Julie Pederson Atkins

Julie Pederson AtkinsJulie Pederson Atkins describes working with pencil on paper as though she’s working with clay. “It is a matter of caressing the paper,” Atkins said. “I baby it. Paper isn’t just a surface to me. Right from the beginning I want it to be transformed.”

Adkins is drawn to people, animals, and landscapes for subject matter. Each piece of art has distinct mystery with a sense of a captured moment in time. Each line of the pencil is blended into a perfect replication of the subject, the subtle grays melting together to create form. She describes her technique as “all over the place” because she uses black to white and all the grays in-between.

“I love to draw people and their expression. I want to capture them as them—not as a posed person, but more so a true representation of them,” she said.

Graphite drawing of Julie’s father

Born in North Dakota, Atkins grew up mainly in Montana from a young age. She studied fine art in Bozeman, and has resided in Billings since the late 80s. She turned to visual arts because she’d always loved to draw.
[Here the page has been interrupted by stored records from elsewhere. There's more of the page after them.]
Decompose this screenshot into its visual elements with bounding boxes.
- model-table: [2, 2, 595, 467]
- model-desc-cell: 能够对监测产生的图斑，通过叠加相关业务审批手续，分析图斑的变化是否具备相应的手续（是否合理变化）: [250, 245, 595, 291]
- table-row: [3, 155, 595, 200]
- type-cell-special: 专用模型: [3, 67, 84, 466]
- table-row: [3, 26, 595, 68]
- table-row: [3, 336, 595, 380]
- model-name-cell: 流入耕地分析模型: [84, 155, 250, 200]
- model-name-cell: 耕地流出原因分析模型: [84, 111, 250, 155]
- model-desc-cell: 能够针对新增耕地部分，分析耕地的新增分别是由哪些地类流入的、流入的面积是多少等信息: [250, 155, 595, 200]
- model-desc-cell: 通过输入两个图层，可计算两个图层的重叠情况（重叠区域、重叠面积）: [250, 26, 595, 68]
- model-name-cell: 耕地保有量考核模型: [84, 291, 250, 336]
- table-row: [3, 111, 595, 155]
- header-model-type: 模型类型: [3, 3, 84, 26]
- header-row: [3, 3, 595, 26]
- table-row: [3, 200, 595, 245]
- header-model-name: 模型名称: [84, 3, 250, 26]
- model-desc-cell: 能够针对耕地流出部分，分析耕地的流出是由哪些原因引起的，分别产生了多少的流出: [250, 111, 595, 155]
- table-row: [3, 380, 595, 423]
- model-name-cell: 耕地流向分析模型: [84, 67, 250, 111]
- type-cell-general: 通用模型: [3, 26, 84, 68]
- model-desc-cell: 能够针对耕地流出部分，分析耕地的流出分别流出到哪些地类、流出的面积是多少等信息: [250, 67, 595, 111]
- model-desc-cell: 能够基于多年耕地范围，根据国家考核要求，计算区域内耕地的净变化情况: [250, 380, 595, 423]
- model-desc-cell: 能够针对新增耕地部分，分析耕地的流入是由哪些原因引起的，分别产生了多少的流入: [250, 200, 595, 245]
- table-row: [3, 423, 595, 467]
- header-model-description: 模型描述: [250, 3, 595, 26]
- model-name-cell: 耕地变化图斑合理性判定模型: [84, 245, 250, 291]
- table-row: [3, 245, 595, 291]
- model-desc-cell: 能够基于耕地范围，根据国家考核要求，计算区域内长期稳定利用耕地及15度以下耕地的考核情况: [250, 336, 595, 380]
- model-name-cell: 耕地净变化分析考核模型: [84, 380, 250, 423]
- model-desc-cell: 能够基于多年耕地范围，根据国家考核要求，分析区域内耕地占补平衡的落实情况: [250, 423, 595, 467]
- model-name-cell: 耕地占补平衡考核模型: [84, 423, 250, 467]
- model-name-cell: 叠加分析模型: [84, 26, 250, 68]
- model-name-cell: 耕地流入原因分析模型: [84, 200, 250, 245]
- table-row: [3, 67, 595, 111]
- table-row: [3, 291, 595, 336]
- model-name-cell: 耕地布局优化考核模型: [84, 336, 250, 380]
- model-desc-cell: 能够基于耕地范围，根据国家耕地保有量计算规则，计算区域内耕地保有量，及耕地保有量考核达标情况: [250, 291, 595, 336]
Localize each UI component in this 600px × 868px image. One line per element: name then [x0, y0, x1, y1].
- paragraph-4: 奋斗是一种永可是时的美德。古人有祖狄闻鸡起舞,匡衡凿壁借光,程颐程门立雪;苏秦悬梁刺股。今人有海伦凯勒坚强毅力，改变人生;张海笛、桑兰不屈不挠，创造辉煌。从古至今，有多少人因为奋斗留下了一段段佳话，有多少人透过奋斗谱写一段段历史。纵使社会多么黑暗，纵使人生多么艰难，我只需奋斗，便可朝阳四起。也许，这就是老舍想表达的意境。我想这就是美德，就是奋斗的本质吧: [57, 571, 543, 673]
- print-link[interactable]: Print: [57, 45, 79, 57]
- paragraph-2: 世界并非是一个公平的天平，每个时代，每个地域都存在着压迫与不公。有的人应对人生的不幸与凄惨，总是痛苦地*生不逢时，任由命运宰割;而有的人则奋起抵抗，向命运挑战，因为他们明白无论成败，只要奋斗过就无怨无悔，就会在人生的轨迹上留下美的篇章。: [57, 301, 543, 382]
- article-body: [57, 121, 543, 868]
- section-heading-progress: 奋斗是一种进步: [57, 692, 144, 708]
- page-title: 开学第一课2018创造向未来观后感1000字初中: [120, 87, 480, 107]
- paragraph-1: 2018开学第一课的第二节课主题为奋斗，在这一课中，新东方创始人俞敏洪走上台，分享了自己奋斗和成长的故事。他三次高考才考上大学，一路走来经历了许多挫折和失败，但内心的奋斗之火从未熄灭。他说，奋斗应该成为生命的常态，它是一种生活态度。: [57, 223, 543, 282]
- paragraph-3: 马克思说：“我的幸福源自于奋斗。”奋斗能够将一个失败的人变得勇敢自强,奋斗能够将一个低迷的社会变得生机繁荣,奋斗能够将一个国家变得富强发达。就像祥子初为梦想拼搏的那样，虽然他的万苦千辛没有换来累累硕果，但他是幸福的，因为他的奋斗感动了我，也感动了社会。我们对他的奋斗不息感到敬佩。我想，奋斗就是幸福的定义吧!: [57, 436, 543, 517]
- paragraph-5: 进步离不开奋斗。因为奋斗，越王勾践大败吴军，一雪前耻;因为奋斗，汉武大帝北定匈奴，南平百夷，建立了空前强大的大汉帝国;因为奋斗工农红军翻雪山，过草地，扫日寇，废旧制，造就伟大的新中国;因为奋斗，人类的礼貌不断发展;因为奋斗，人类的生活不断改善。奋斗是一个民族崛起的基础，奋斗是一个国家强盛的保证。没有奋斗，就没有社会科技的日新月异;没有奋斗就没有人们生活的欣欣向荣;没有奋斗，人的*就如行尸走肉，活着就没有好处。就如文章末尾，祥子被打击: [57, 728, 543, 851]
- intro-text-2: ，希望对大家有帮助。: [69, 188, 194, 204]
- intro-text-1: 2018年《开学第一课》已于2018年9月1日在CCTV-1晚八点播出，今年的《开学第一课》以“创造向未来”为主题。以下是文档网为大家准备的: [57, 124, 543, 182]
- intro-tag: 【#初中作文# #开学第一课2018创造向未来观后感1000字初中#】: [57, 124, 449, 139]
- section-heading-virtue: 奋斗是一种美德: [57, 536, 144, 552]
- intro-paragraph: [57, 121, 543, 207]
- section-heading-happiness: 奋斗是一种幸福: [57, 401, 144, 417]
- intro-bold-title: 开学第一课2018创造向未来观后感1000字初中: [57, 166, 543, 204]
“My first memory is from when I began drawing,” Atkins said. “I must have been four and I don’t know if I had seen a lot of other drawings, per say, but I do remember thinking I want to make that look as real as possible.” The drawing, a simple coffee table and loveseat in her family’s living room, began her obsession with the medium.

“I just drew all the time,” Atkins said. Trees, animals, blades of grass—her atmosphere became her muse. She was drawn to the medium because a pencil and piece of paper “is always there; it’s always available,” she said.

Atkins reflected on her father, who would sketch small pictures for her as she watched. “He wasn’t an artist, but he just had fun doing it. He’d laugh, and I thought, ‘Hey, that’s what I want to do.’”

Was drawing an easy form to embrace?
I am the kind of person that has to have something to create. My hands have to be busy creating something all the time. There are times that my husband might say ‘Let’s do something else,’ and I can’t because I am stuck in that mode where it is all that I can do. I do think a lot of artists are like that; hopefully I am not the only one.

What attracts you to portraits and landscapes?
I mostly paint landscapes. There is detail, and I like to create large-scale with lots of contrasts. Pencil work lends itself to more realism. For portraits, it’s the natural person, not a posed person. If I can catch them off guard that’s better. I love textures and portraying hair and fur and things like that. I like tall blades of grass, leaves in the trees in a distance, or peeling paint off old barns. And there is something about wheat fields. We farmed in North Dakota, and that is what I know. Everything I do comes from where I grew up.